Les Français et le rapport à l’argent

Bien que la technologie (intelligence artificielle, plates-formes en ligne…) soit de plus en plus présente dans l’accompagnement des épargnants dans leurs décisions d’investissement, ces derniers restent attachés au contact humain.

Contrairement à une idée répandue, l’argent n’est peut-être pas un sujet si tabou en France. C’est ce que révèle la première édition du baromètre de Corum L’Épargne et OpinionWay. En effet, sur un échantillon de 1 004 personnes, représentatif de la population française âgée de 18 ans et plus, 81 % des Français déclarent parler ouvertement des sujets liés à l’argent au sein de leur famille. Seuls 11 % le considèrent comme véritablement tabou. Les 18-24 ans sont d’ailleurs les plus à l’aise avec cette thématique : près de 9 sur 10 en parlent ouvertement. Par ailleurs, 69 % des Français abordent ce sujet avec au moins un membre de leur famille, en premier lieu le conjoint, puis les parents et les amis.

L’éducation financière

Autre enseignement à tirer de ce baromètre, 95 % des 18-24 ans estiment que l’école devrait jouer un rôle en matière d’éducation financière, contre 82 % au niveau national. La demande dépasse la simple gestion de budget : 46 % veulent que l’école leur apprenne à comprendre comment investir (contre 29 % en moyenne et 20 % chez les 65 ans et plus). Les générations les plus récemment sorties du système scolaire sont aussi celles qui en ressentent le plus le manque.
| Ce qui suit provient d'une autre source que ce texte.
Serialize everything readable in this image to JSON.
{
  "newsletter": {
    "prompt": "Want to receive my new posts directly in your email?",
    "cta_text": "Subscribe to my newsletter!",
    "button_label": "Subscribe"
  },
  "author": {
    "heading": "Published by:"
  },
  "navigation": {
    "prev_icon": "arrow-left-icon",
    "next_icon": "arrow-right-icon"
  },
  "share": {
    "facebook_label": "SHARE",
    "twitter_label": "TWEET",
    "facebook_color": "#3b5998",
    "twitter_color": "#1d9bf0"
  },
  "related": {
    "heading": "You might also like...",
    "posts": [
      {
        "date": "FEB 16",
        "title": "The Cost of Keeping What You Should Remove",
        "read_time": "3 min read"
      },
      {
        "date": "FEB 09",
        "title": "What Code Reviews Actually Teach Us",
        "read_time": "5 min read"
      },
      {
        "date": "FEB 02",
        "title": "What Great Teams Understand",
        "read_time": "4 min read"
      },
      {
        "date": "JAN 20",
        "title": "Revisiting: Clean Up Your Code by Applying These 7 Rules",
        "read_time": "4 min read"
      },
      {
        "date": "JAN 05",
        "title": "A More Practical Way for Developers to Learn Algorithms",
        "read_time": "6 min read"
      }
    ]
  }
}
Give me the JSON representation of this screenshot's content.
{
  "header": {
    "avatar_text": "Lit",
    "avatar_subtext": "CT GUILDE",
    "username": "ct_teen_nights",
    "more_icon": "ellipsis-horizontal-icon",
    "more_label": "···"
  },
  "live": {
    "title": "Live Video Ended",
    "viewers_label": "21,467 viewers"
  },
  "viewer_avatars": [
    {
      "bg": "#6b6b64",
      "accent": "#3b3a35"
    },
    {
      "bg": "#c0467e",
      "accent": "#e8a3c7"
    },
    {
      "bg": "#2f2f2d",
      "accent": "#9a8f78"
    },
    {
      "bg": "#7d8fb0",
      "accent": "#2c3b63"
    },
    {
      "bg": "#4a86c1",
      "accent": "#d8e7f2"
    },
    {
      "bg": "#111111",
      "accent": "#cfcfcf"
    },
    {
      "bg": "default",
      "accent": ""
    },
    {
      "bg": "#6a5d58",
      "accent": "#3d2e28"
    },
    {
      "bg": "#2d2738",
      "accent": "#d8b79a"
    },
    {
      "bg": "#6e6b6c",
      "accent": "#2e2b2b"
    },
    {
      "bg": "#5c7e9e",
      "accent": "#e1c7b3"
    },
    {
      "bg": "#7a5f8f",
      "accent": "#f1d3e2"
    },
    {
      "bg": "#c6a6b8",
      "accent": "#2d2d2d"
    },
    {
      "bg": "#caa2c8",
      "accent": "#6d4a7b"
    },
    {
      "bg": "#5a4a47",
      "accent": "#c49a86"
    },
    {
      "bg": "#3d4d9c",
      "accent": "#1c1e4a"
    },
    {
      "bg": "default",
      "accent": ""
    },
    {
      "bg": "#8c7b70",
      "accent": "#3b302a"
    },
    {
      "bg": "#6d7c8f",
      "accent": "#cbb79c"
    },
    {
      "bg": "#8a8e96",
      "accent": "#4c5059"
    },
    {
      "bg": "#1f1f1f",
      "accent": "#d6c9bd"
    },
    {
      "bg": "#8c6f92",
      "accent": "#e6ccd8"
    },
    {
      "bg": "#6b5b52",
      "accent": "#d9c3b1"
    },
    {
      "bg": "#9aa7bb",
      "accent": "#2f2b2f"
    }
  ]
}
Le recours à la technologie

Réseaux sociaux, intelligence artificielle, médias spécialisés, comparateurs et plates-formes en ligne… Bien que la technologie soit de plus en plus présente pour aider à la prise de décision, les épargnants restent attachés au contact humain. Ainsi, par exemple, pour placer 5 000 €, 75 % des 18-24 ans demanderaient en priorité conseil à leur famille, soit davantage que la moyenne nationale (60 %). En revanche, pour des sommes plus importantes (à partir de 50 000 €), le conseiller en gestion de patrimoine serait l’un des interlocuteurs privilégiés. S’agissant de l’intelligence artificielle, cette dernière progresse fortement comme source de conseil, principalement chez les plus jeunes (30 % des 18-24 ans, contre 16 % en moyenne), mais elle ne se substitue pas aux autres canaux. Elle s’y ajoute. Globalement, les Français font encore très peu confiance aux outils d’intelligence artificielle pour les aider dans leurs placements financiers.

Un réflexe d’épargne

59 % des Français se disent inquiets pour la situation financière future de leurs enfants (21 % même très inquiets), contre 39 % pour celle de leurs parents. Deux tiers des non-retraités s’inquiètent, par ailleurs, pour leur propre retraite. Face à ce constat, un réflexe émerge : commencer à épargner tôt. 41 % des 18-24 ans estiment qu’il faut commencer à épargner pour la retraite dès les études, contre 14 % en moyenne nationale.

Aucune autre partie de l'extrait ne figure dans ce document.